Averting Catastrophe
By early March, Italy’s Lombardy region had emerged as the epicenter of the European outbreak. News from health care providers in Milan and other cities in the region painted a bleak picture of what lay in store for Boston. For Mass General Physician-in-Chief Katrina Armstrong, MD, those updates brought the potential scope of COVID-19 into sharp focus.
“The hospitals had failed and people were dying by the thousands,” Dr. Armstrong says. “In a sense, it was the magic hour. We needed to take action or we’d soon be in the same place.”
Using information from Italy and other hotspots, Mass General data scientists under the leadership of Peter Dunn, MD, created operational models to predict how the outbreak would impact the hospital. The models offered several possible scenarios. In the worst case scenario, the projected volume of COVID-19 patients would severely limit the hospital’s ability to care for patients with other illnesses.

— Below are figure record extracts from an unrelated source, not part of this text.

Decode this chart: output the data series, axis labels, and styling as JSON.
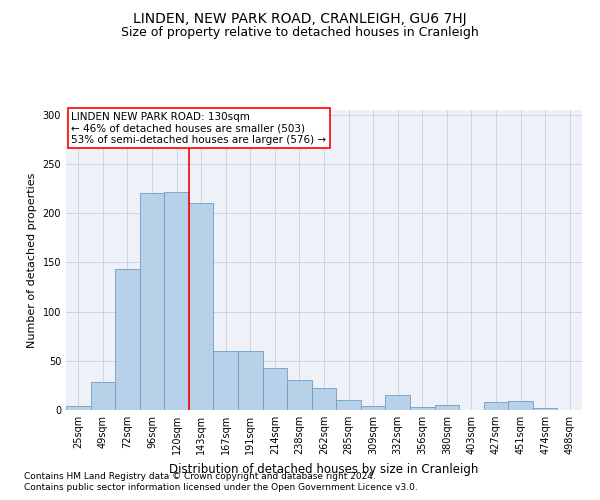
{
  "title": "LINDEN, NEW PARK ROAD, CRANLEIGH, GU6 7HJ",
  "subtitle": "Size of property relative to detached houses in Cranleigh",
  "xlabel": "Distribution of detached houses by size in Cranleigh",
  "ylabel": "Number of detached properties",
  "footnote1": "Contains HM Land Registry data © Crown copyright and database right 2024.",
  "footnote2": "Contains public sector information licensed under the Open Government Licence v3.0.",
  "bar_labels": [
    "25sqm",
    "49sqm",
    "72sqm",
    "96sqm",
    "120sqm",
    "143sqm",
    "167sqm",
    "191sqm",
    "214sqm",
    "238sqm",
    "262sqm",
    "285sqm",
    "309sqm",
    "332sqm",
    "356sqm",
    "380sqm",
    "403sqm",
    "427sqm",
    "451sqm",
    "474sqm",
    "498sqm"
  ],
  "bar_values": [
    4,
    28,
    143,
    221,
    222,
    210,
    60,
    60,
    43,
    30,
    22,
    10,
    4,
    15,
    3,
    5,
    0,
    8,
    9,
    2,
    0
  ],
  "bar_color": "#b8d0e8",
  "bar_edge_color": "#6a9ec8",
  "grid_color": "#c8d4e4",
  "annotation_text": "LINDEN NEW PARK ROAD: 130sqm\n← 46% of detached houses are smaller (503)\n53% of semi-detached houses are larger (576) →",
  "annotation_box_edge_color": "red",
  "vline_color": "red",
  "vline_x_index": 4,
  "ylim": [
    0,
    305
  ],
  "yticks": [
    0,
    50,
    100,
    150,
    200,
    250,
    300
  ],
  "bg_color": "#eef2f8",
  "title_fontsize": 10,
  "subtitle_fontsize": 9,
  "annotation_fontsize": 7.5,
  "xlabel_fontsize": 8.5,
  "ylabel_fontsize": 8,
  "tick_fontsize": 7,
  "footnote_fontsize": 6.5
}
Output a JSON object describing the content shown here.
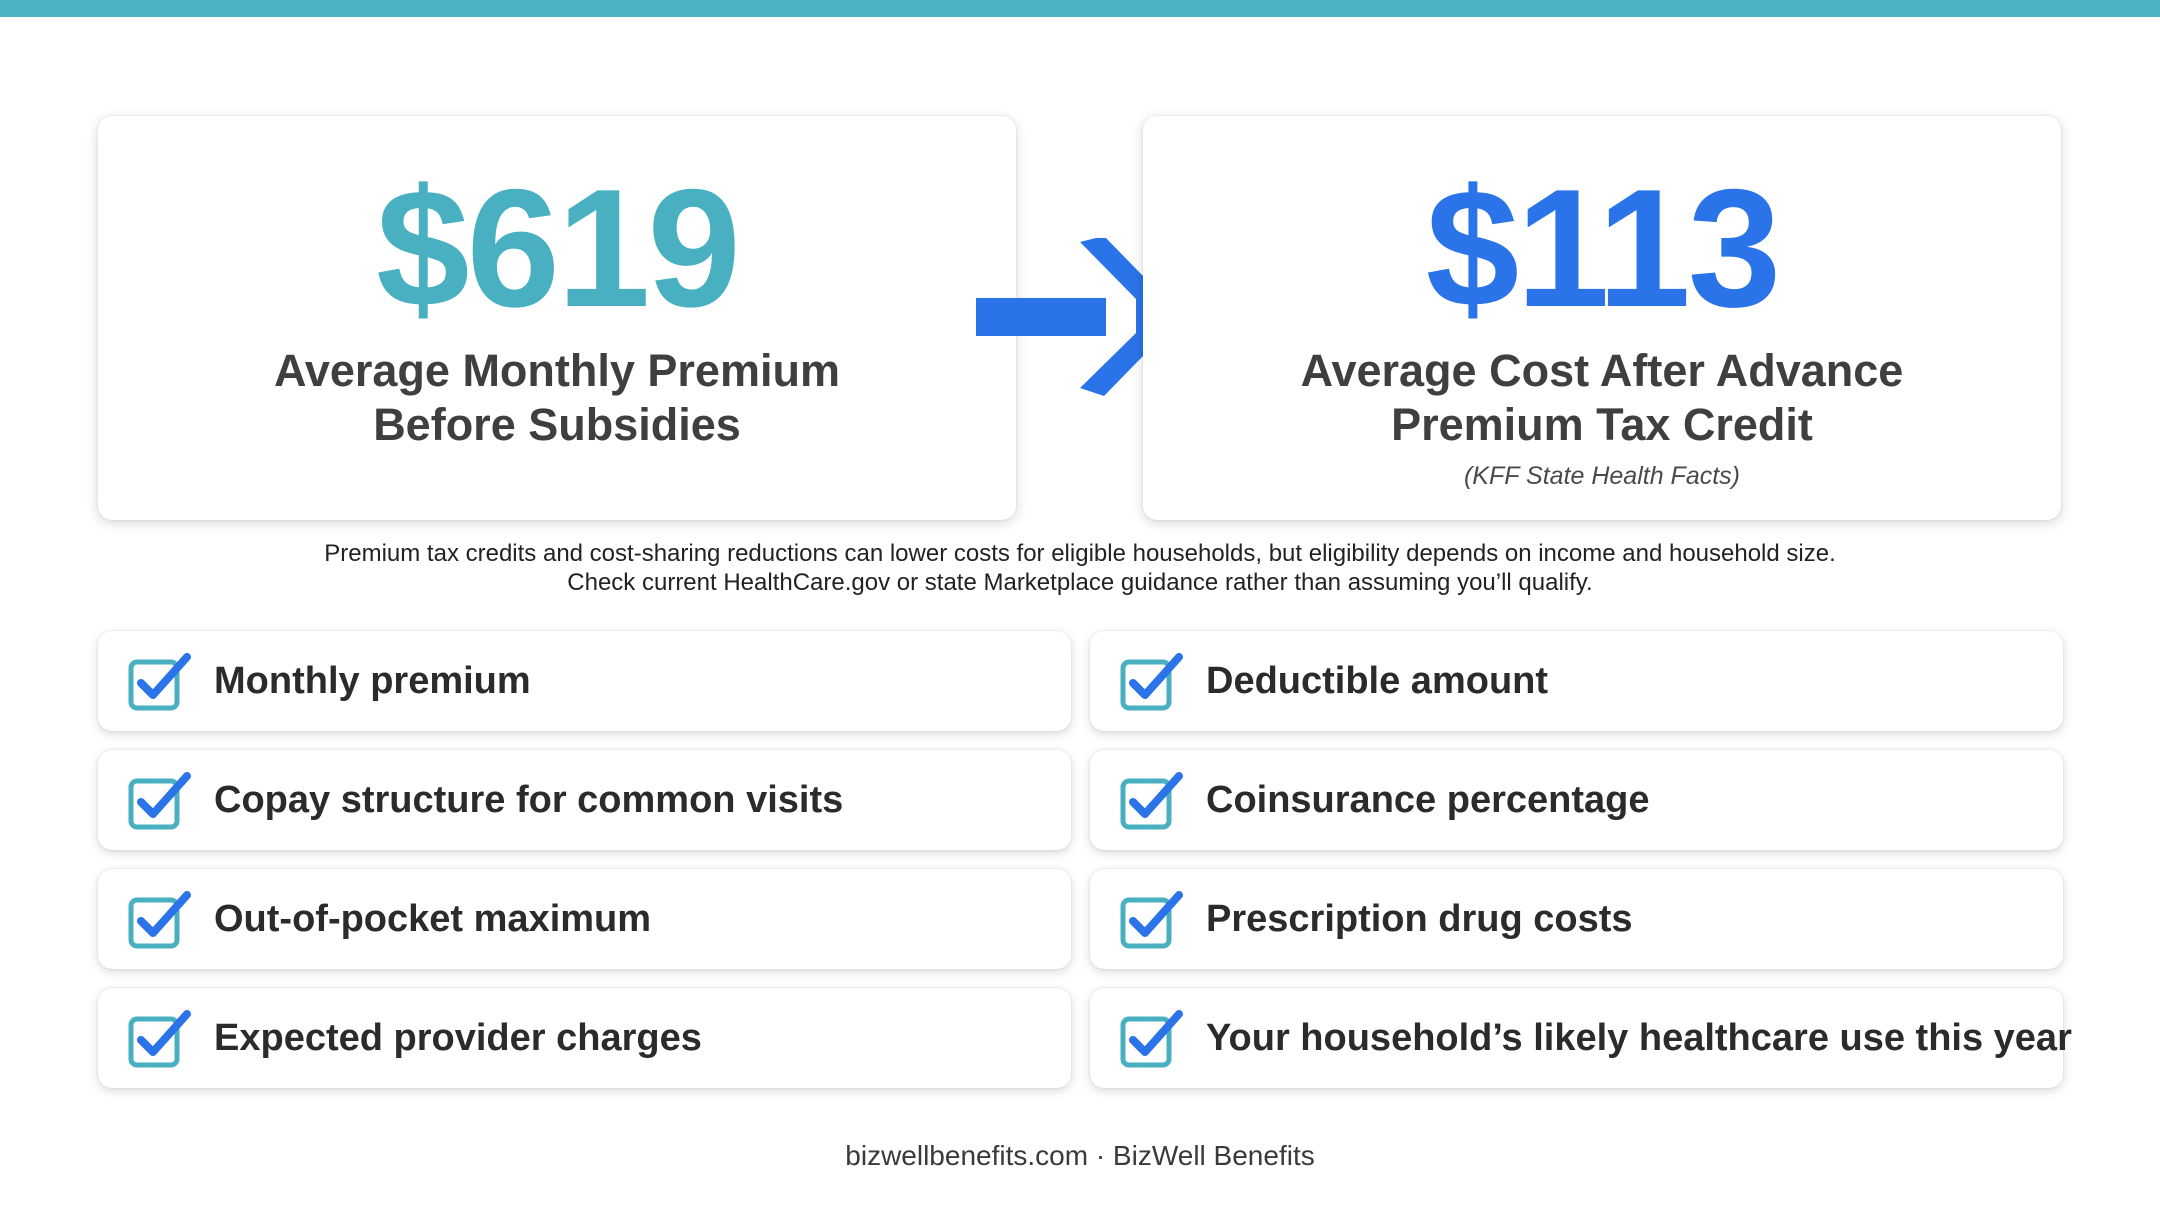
{
  "colors": {
    "top_bar": "#4bb3c3",
    "teal": "#48b0c0",
    "blue": "#2b73e8"
  },
  "before": {
    "value": "$619",
    "label_line1": "Average Monthly Premium",
    "label_line2": "Before Subsidies"
  },
  "after": {
    "value": "$113",
    "label_line1": "Average Cost After Advance",
    "label_line2": "Premium Tax Credit",
    "source": "(KFF State Health Facts)"
  },
  "arrow": {
    "icon": "arrow-right-icon"
  },
  "note": {
    "line1": "Premium tax credits and cost-sharing reductions can lower costs for eligible households, but eligibility depends on income and household size.",
    "line2": "Check current HealthCare.gov or state Marketplace guidance rather than assuming you’ll qualify."
  },
  "checklist": {
    "icon": "checkbox-checked-icon",
    "items": [
      {
        "label": "Monthly premium"
      },
      {
        "label": "Deductible amount"
      },
      {
        "label": "Copay structure for common visits"
      },
      {
        "label": "Coinsurance percentage"
      },
      {
        "label": "Out-of-pocket maximum"
      },
      {
        "label": "Prescription drug costs"
      },
      {
        "label": "Expected provider charges"
      },
      {
        "label": "Your household’s likely healthcare use this year"
      }
    ]
  },
  "footer": {
    "text": "bizwellbenefits.com · BizWell Benefits"
  }
}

Averting such a catastrophe required quick thinking. The hospital’s surge plan for large scale disasters was reviewed and enhanced. Patient Care Services and the Capacity Management team reconfigured space to more than double Mass General’s intensive care unit (ICU) capacity from 150 to 300 beds, allowing doctors to isolate all patients admitted with COVID symptoms. To reduce spread between patients, the Primary Care team established specialized Respiratory Infection Clinics to separate symptomatic individuals from the general population. Non-urgent elective surgeries were canceled and appointments were transitioned to telehealth. Even the hospital’s traditional teaching rounds were adapted to limit the risk of transmission.
“Our virtual health and telemedicine colleagues redesigned our digital conferencing tools to allow ‘remote’ rounding for the entire clinical team,” says Jim Gordon, MD, MPH, Mass General’s chief learning officer.
“The efforts and lessons of those first six weeks leave us better prepared to handle whatever comes next.”
The herculean effort paid off. By late April, new cases of COVID-19 started leveling off. Mass General it seemed, had avoided the worst case scenario outcome, despite having cared for more COVID-19 patients than any other hospital in the region.
“Across our entire enterprise, the response to this pandemic has been extraordinary,” Ms. Prestipino says. “We were able to quickly adapt and shift our operations so that when the surge came, we could keep accepting patients and keep our workforce safe.”
“The efforts and lessons of those first six weeks leave us better prepared to handle whatever comes next, whether it’s COVID or something else,” Dr. Biddinger says.
“This is just a reminder that we’re up to any challenge,” Dr. Armstrong says. “We’ve weathered the storm for two centuries, and we’ll continue to be there when people need us.”